Os precatórios, ou débitos reconhecidos judicialmente de dívidas dos Municípios, Estados, Distrito Federal ou da União, são de pagamento obrigatório e incondicionado depois de cumprir o ritual a eles constitucionalmente determinado, dentre eles entrar no orçamento das respectivas esferas públicas. Trata-se de decisões judiciais das quais não cabe recurso e são oponíveis ao Estado, ou seja, são concretizações do direito subjetivo público de guarida constitucional, previsto no inciso 36 do art. 5º. No Brasil, porém, as coisas se relativizam com lamentável freqüência.
Como quem não quer nada, vão aparecendo aqui e ali empecilhos de toda ordem ao pagamento dos precatórios, como adiamentos, parcelamentos, moratória pura e simples, que sempre têm raiz no notório vezo dos administradores de plantão de adiar o quanto podem o dever de cumprir suas obrigações. Quando é para cobrar, são rápidos e certeiros; para pagar, porém, o discurso é outro.
O legislador federal, em 2004, editou a Lei nº 10.033 e, por meio do art. 19, instituiu um empecilho que não se diferenciava muito dos pré-existentes no que tinha de óbvio – criar o máximo possível de obstáculos ao pagamento das dívidas reconhecidas judicialmente – mas instituiu um obstáculo aparentemente intransponível: exigia que o credor se habilitasse a receber o precatório provando que nada devia de tributos federais, estaduais, municipais, assim como nada devia ao FGTS, nem tinha lançada Dívida Ativa da União nem débitos junto ao INSS. E mais: mesmo de posse do precatório e havendo provado estar apto a receber o que o Estado lhe deve ainda tinha de aguardar a manifestação da senhora Fazenda Pública, que é quem ia ter a palavra final sobre o assunto.
Em outras palavras, o dispositivo legal transformou o que é decisão judicial transitada em julgado, consistente na conferência ao cidadão de direito subjetivo público, portanto incondicionadamente oponível ao Estado, em mera sugestão ao Poder Público : algo como um “se puder me fazer o favor, pague-me depois de a Fazenda dizer se é oportuno e conveniente”.
Assim, o legislador se esqueceu do óbvio ao parir a aberração que é o dispositivo da Lei nº 10.033/2004: decisão judicial não se discute, cumpre-se. Se o cidadão tem em mãos uma decisão transitada em julgado, não há quem lhe possa impedir o exercício do direito nela garantido, nem impor condições, menos ainda determinar o que é conveniente ou oportuno de ser cumprido.
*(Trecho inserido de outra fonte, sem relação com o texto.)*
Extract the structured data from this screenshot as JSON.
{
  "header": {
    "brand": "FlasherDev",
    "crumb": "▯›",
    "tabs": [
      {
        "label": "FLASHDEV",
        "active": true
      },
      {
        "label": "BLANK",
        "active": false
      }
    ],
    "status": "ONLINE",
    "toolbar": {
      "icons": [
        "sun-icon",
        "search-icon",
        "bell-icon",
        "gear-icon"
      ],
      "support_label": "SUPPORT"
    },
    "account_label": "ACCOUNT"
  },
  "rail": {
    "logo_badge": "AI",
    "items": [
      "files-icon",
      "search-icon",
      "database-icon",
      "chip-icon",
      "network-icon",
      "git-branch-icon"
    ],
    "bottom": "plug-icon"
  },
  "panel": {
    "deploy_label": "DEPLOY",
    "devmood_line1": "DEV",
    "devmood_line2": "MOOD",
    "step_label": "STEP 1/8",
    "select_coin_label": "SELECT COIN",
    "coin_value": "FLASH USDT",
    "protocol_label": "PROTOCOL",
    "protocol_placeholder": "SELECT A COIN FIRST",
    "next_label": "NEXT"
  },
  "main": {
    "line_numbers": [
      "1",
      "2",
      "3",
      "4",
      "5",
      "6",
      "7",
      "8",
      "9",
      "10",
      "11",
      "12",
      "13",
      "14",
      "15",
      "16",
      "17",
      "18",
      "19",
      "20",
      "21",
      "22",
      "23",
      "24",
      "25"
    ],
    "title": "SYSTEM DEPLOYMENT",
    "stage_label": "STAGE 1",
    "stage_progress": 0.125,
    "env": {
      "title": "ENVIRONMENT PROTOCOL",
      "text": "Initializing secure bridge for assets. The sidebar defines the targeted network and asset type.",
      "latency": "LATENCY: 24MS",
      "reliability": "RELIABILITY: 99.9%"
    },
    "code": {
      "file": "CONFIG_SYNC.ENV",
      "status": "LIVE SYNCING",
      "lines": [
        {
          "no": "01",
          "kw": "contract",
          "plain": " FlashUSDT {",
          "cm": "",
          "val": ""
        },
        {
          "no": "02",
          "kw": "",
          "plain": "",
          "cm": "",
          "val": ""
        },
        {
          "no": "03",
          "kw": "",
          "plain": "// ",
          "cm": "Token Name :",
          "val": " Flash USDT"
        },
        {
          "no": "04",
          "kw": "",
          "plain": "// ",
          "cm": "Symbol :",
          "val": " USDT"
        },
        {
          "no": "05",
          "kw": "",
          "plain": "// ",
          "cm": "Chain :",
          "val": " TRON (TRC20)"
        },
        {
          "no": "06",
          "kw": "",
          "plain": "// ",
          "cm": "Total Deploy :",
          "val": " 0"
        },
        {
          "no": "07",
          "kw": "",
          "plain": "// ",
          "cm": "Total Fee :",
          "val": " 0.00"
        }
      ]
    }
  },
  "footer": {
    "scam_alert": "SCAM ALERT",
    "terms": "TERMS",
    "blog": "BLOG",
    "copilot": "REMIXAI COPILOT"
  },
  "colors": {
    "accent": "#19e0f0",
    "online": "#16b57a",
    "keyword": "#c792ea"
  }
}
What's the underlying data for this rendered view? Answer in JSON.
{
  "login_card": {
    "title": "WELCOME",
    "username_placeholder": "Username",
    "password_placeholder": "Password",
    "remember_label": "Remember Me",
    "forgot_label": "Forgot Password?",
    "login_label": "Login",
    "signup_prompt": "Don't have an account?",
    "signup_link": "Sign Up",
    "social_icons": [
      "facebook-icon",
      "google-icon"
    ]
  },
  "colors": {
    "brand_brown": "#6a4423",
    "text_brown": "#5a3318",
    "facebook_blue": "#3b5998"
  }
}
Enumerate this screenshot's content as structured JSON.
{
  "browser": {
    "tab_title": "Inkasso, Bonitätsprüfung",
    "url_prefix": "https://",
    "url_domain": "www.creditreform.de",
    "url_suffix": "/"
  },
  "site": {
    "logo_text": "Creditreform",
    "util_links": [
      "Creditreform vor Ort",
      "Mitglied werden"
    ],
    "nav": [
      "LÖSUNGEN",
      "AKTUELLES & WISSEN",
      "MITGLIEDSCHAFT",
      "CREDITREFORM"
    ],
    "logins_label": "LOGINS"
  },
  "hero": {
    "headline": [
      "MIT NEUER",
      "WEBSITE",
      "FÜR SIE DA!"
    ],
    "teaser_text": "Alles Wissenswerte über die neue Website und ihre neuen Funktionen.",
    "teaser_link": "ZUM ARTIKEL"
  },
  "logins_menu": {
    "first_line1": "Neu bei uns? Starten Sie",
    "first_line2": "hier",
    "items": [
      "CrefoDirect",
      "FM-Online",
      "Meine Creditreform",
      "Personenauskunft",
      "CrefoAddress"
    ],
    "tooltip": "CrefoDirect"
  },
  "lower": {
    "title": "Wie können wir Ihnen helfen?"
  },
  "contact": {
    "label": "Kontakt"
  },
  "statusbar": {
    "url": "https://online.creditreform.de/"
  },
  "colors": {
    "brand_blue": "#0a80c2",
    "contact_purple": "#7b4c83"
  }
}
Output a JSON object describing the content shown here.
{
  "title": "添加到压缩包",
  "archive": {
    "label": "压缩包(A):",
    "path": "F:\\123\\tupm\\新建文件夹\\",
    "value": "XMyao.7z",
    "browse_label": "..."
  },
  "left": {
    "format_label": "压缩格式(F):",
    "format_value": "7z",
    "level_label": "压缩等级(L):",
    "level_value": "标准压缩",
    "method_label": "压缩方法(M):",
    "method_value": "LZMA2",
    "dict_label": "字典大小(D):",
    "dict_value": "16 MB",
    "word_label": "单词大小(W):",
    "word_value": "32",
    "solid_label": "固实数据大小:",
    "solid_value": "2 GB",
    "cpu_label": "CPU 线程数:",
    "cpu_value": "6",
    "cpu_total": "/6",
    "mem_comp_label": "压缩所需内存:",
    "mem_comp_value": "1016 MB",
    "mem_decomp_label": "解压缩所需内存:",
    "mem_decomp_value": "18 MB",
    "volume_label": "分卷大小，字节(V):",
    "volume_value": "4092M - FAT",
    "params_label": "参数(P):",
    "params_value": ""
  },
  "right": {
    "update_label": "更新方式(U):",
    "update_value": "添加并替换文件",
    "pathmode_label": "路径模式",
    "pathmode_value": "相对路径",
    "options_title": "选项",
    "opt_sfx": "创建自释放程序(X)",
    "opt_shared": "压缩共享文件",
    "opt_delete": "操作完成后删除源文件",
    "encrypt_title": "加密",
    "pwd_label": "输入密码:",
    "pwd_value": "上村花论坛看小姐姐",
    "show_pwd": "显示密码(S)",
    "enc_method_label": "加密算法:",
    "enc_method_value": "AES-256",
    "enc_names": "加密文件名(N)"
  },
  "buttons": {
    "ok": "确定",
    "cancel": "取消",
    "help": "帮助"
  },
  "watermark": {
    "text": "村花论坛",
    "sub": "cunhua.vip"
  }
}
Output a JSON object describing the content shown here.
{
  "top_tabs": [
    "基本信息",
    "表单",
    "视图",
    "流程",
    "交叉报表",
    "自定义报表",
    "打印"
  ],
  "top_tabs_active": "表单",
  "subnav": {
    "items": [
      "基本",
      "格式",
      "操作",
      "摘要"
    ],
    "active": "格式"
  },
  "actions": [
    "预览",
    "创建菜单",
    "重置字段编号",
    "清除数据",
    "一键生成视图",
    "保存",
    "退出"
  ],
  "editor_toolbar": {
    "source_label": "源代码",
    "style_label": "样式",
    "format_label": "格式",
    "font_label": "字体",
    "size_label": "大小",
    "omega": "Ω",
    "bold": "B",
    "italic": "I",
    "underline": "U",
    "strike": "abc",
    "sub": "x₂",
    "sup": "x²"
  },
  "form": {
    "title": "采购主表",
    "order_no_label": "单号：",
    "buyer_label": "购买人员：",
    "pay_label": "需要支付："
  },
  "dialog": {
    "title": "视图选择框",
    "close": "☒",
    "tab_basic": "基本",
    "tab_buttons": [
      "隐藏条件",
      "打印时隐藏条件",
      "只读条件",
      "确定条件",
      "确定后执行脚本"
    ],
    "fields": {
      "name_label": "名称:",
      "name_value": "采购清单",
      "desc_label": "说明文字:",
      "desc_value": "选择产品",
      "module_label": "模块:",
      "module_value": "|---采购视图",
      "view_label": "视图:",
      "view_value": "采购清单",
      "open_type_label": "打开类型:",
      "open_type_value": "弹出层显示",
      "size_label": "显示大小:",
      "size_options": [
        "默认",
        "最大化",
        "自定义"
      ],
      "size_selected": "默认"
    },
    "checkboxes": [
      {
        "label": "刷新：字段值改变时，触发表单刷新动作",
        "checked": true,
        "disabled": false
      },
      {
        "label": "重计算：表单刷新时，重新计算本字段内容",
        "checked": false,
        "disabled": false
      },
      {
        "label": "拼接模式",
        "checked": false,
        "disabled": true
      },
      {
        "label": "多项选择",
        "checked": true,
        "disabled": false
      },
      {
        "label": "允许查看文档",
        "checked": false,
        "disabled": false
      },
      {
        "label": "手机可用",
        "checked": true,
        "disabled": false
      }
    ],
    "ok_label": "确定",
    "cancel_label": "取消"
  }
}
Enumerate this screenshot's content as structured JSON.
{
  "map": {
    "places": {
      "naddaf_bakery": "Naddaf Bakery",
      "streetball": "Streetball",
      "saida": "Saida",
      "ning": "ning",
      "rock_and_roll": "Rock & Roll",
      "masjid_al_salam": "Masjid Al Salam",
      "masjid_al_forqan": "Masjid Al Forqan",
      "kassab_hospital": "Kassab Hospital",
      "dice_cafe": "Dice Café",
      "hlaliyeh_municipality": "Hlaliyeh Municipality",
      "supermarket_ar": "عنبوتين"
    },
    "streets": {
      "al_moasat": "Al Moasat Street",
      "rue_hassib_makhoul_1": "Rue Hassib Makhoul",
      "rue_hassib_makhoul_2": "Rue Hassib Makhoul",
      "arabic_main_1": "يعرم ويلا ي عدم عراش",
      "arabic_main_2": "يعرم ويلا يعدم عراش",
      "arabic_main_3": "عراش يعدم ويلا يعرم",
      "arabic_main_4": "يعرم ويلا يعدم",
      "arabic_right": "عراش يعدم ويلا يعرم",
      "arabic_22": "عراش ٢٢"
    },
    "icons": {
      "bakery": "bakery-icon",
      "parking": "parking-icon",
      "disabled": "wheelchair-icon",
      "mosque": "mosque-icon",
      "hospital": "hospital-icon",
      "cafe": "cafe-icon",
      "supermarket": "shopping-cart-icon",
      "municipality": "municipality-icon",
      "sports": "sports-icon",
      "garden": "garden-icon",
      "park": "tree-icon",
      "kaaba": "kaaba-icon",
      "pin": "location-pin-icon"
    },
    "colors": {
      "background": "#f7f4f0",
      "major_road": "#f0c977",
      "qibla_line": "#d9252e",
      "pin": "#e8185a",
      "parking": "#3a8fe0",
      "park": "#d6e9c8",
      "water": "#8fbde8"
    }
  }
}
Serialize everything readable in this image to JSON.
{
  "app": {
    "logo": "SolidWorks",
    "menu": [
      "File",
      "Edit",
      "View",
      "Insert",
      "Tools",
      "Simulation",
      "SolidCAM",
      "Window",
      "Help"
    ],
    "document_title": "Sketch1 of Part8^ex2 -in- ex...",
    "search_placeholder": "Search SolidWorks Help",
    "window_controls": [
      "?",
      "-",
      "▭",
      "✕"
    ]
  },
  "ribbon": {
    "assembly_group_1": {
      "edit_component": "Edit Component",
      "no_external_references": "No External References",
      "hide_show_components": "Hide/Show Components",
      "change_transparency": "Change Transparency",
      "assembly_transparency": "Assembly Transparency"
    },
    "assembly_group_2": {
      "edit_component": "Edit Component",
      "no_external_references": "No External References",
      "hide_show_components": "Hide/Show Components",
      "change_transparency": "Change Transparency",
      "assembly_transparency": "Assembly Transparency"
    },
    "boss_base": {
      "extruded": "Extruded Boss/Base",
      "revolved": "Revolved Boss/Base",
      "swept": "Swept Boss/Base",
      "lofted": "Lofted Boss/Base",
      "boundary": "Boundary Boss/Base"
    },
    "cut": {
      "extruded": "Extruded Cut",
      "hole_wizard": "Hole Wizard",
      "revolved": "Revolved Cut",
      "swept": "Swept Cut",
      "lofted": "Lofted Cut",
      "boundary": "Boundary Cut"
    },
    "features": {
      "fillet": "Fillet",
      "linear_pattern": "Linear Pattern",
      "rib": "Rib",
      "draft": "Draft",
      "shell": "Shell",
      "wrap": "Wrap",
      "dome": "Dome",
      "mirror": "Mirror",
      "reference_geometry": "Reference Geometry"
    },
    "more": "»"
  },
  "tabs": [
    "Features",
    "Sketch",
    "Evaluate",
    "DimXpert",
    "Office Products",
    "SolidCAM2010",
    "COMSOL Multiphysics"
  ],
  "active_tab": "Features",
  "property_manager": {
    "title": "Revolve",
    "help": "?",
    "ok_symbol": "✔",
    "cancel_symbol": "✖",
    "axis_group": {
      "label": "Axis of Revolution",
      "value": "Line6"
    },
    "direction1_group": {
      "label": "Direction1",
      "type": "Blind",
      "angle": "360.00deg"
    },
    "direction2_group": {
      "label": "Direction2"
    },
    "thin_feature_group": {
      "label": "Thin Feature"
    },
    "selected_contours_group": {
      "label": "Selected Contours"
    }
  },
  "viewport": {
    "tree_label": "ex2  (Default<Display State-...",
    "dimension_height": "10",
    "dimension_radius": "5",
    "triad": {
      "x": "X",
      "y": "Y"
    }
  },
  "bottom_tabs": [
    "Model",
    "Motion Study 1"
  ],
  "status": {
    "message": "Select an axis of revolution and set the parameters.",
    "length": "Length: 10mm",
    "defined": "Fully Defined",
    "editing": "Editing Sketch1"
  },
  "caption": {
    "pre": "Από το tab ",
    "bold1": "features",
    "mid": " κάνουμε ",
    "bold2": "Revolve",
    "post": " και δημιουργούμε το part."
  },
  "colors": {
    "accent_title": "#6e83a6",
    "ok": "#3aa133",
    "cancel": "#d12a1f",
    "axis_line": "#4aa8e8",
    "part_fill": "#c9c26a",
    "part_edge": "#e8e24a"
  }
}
Mais do que óbvia constatação, esta premissa está lançada na Constituição Federal, e seu espezinhamento é apenas mais uma pequena amostra de como vem crescendo o Estado-leviatã.
O STF, porém, acionado pela Ordem dos Advogados do Brasil (OAB), decretou a inconstitucionalidade do dispositivo, argumentando que o art. 100 da Constituição Federal não contém nada que permita ao Poder Público instituir condições prévias para o creditamento ou pagamento de precatórios, além do que, como é óbvio, o cidadão não pode ter o cumprimento de decisões judiciais condicionadas por lei.
O que se colhe do episódio é uma dupla lição, duplamente alvissareira: a primeira é a de que o Poder Judiciário, especialmente o STF, guardião-mor da Constituição Federal, está atento a todo e qualquer movimento estatal que vise a limitar direitos e cercear garantias do cidadão, bastando, para tanto, que seja acionado pelos meios devidos; a segunda, conseqüência da primeira, é a de que o cidadão que se indigna com os absurdos de que é vítima vem encontrando no Poder Judiciário um aliado e tanto na defesa de seus direitos. As últimas decisões proferidas pelo STF são provas disso.